Function is larger than behavior. Function always tries toward goals but with no necessary security that those goals can be reached. Christian function is bound to rely at times on certain traditional means, such as those of celebration and preaching. But beyond those, and within the limits of decency and order, it may use any means at hand to move a step ahead.
Its preparations are almost inseparable from its activities. Theologizing and disciplining may be seen as the images show them here, as preparation; but unless they issue in function, they are vain. By the same token, the other seven images that are shown in active function could have been shown, instead, in terms of preparation. For every function there is preparation, else the ministry is not responsible.
But unity contains ambiguity if it is the kind of unity that, in the mind of the minister, makes it hang together for him despite the variety of his activities seen in the usual categories.
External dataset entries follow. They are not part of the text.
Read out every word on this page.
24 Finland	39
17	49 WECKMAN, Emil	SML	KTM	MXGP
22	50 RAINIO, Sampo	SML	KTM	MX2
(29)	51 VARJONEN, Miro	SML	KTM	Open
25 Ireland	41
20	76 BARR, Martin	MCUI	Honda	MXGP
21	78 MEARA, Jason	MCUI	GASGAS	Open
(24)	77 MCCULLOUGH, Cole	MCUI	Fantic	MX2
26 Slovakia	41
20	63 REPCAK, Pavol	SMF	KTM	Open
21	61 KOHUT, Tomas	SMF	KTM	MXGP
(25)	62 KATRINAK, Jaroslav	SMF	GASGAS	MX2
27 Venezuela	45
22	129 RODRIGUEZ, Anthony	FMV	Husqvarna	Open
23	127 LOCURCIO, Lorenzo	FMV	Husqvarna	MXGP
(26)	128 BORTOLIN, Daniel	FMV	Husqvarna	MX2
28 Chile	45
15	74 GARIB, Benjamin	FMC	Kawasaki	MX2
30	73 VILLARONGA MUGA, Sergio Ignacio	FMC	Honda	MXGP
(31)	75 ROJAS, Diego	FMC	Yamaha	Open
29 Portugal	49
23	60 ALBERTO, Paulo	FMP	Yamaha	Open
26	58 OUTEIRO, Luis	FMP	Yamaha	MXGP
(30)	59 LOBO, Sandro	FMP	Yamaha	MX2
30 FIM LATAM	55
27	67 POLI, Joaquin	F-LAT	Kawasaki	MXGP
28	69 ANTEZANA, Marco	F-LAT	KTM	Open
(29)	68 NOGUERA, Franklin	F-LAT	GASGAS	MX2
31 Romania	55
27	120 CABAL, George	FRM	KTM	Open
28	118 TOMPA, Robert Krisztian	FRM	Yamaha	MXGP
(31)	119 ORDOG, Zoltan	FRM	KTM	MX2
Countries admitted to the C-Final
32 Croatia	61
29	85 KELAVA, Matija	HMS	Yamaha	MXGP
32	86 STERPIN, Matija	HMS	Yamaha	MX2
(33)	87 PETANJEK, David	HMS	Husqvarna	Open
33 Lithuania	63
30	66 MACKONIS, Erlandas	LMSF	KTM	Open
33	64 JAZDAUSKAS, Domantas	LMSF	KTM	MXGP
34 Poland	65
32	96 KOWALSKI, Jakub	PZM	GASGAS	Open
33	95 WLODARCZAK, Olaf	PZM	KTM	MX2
The ambiguity is deepened because the skills needed are very rarely present in high degree in any one person. But it seems to me it is just this ambiguity that adds to the zest of ministering, in any setting new or old. Forget the perfectionism; do well what you can do well; shore up your weaknesses to some point — and then rejoice that you are not on the assembly line doing the same thing every ten minutes. For those who want assembly lines, the ministry is the wrong place to look.